In a partial win for Ripple in July 2023, U.S. District Judge Analisa Torres ruled that XRP was not a security when sold on public exchanges—giving the crypto community a regulatory boost. However, the court sided with the SEC regarding institutional sales, determining that such sales did violate securities laws. Ripple was ordered to pay a $125 million civil penalty. Both sides filed appeals in the wake of the split decision, dragging the case into another extended legal phase.
Now, in a surprise move, Ripple has formally withdrawn its cross-appeal of Judge Torres’s decision. While the SEC has not yet officially followed suit, insiders and legal analysts expect that it will do so in the coming weeks following internal deliberations and voting at the agency. Once both appeals are dropped, Judge Torres’s ruling will stand as the final word—setting a potentially transformative precedent in U.S. crypto regulation.
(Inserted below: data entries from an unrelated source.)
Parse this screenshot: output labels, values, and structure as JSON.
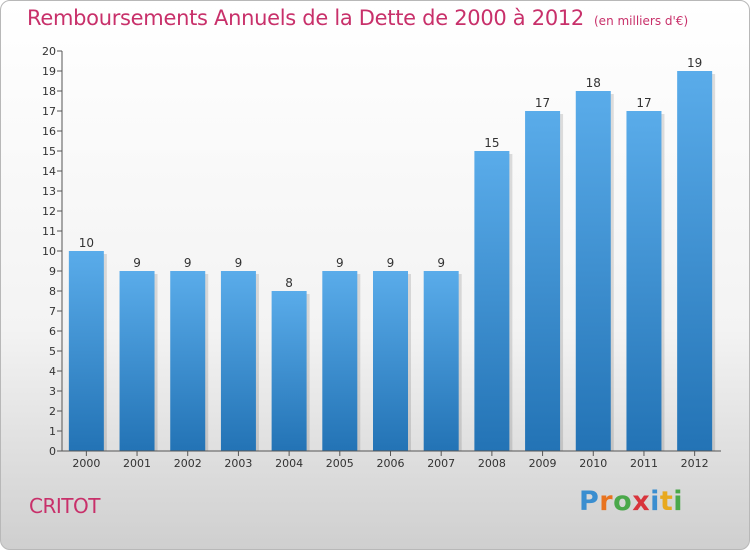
{
  "header": {
    "title": "Remboursements Annuels de la Dette de 2000 à 2012",
    "unit": "(en milliers d'€)"
  },
  "footer": {
    "town": "CRITOT",
    "brand": "Proxiti"
  },
  "colors": {
    "title": "#c8306a",
    "bar_top": "#5aacea",
    "bar_bottom": "#2373b5",
    "axis": "#555555"
  },
  "chart_data": {
    "type": "bar",
    "title": "Remboursements Annuels de la Dette de 2000 à 2012",
    "unit": "(en milliers d'€)",
    "categories": [
      "2000",
      "2001",
      "2002",
      "2003",
      "2004",
      "2005",
      "2006",
      "2007",
      "2008",
      "2009",
      "2010",
      "2011",
      "2012"
    ],
    "values": [
      10,
      9,
      9,
      9,
      8,
      9,
      9,
      9,
      15,
      17,
      18,
      17,
      19
    ],
    "data_labels": [
      "10",
      "9",
      "9",
      "9",
      "8",
      "9",
      "9",
      "9",
      "15",
      "17",
      "18",
      "17",
      "19"
    ],
    "ylim": [
      0,
      20
    ],
    "yticks": [
      0,
      1,
      2,
      3,
      4,
      5,
      6,
      7,
      8,
      9,
      10,
      11,
      12,
      13,
      14,
      15,
      16,
      17,
      18,
      19,
      20
    ],
    "grid": false,
    "legend": "none"
  }
}
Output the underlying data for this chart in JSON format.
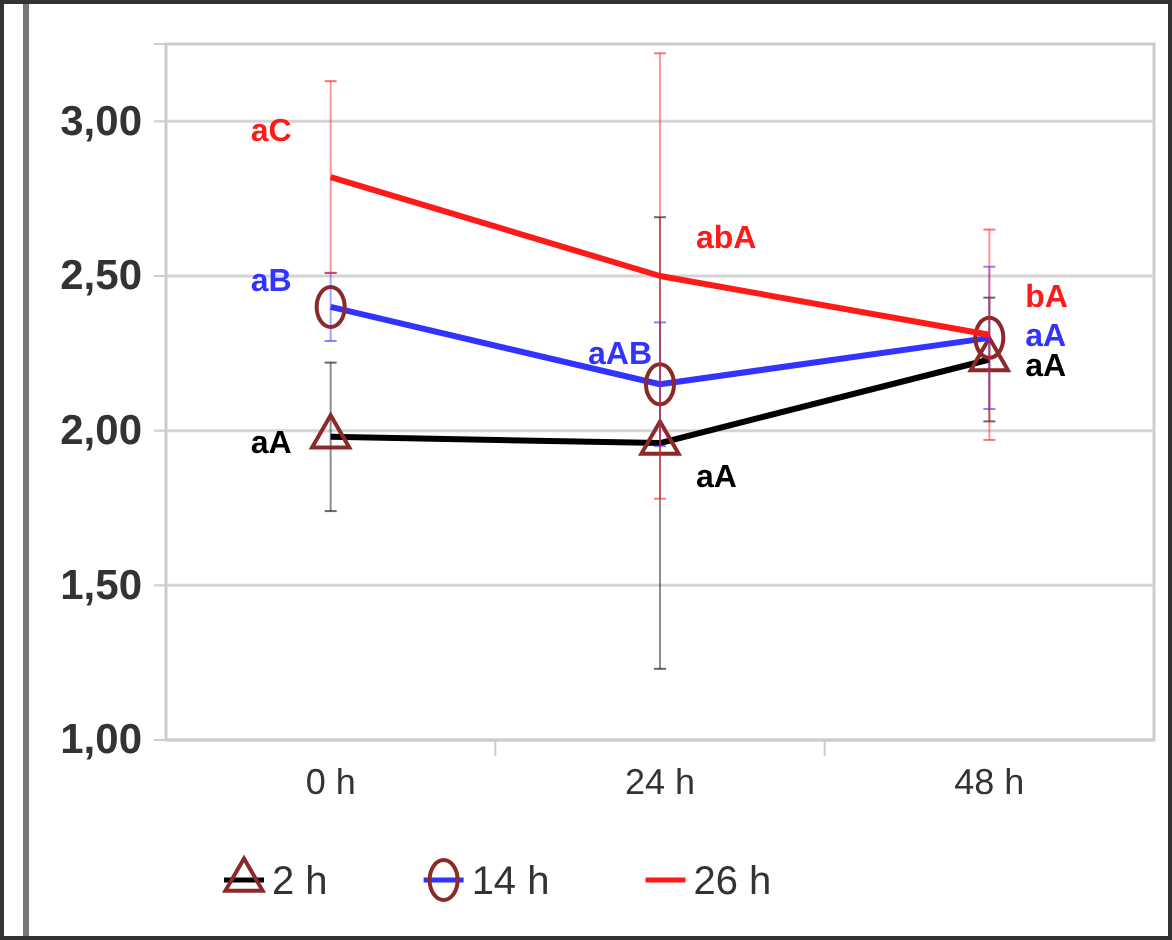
{
  "chart_data": {
    "type": "line",
    "categories": [
      "0 h",
      "24 h",
      "48 h"
    ],
    "series": [
      {
        "name": "2 h",
        "color": "#000000",
        "marker": "triangle",
        "values": [
          1.98,
          1.96,
          2.23
        ],
        "errors": [
          0.24,
          0.73,
          0.2
        ]
      },
      {
        "name": "14 h",
        "color": "#3333ff",
        "marker": "circle",
        "values": [
          2.4,
          2.15,
          2.3
        ],
        "errors": [
          0.11,
          0.2,
          0.23
        ]
      },
      {
        "name": "26 h",
        "color": "#ff1a1a",
        "marker": "none",
        "values": [
          2.82,
          2.5,
          2.31
        ],
        "errors": [
          0.31,
          0.72,
          0.34
        ]
      }
    ],
    "ylim": [
      1,
      3.25
    ],
    "yticks": [
      {
        "value": 1,
        "label": "1,00"
      },
      {
        "value": 1.5,
        "label": "1,50"
      },
      {
        "value": 2,
        "label": "2,00"
      },
      {
        "value": 2.5,
        "label": "2,50"
      },
      {
        "value": 3,
        "label": "3,00"
      }
    ],
    "grid": "y",
    "legend": "bottom",
    "annotations": [
      {
        "text": "aA",
        "x": "0 h",
        "y": 1.98
      },
      {
        "text": "aA",
        "x": "24 h",
        "y": 1.96
      },
      {
        "text": "aA",
        "x": "48 h",
        "y": 2.23
      },
      {
        "text": "aB",
        "x": "0 h",
        "y": 2.4
      },
      {
        "text": "aAB",
        "x": "24 h",
        "y": 2.15
      },
      {
        "text": "aA",
        "x": "48 h",
        "y": 2.3
      },
      {
        "text": "aC",
        "x": "0 h",
        "y": 2.82
      },
      {
        "text": "abA",
        "x": "24 h",
        "y": 2.5
      },
      {
        "text": "bA",
        "x": "48 h",
        "y": 2.31
      }
    ]
  }
}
Ripple CEO Brad Garlinghouse confirmed the company’s decision during a June 27 press conference, stating, “We believe it is time to move forward, put this case behind us, and continue building the future of blockchain responsibly.” The news was met with optimism in the crypto markets, with XRP seeing modest gains on trading platforms in the immediate aftermath.
This resolution could open the doors for further institutional acceptance of XRP, including potential listings of XRP-based financial products such as spot ETFs. Moreover, it may serve as a benchmark for ongoing regulatory debates about how digital assets should be defined and governed in the United States.
Legal experts see the case as a turning point for SEC enforcement strategy. In recent months, the agency has also eased off other high-profile cases, including its enforcement actions against Coinbase and Kraken. With the Ripple case nearing closure, the crypto industry may be entering a new phase of negotiation, compliance, and regulatory clarity.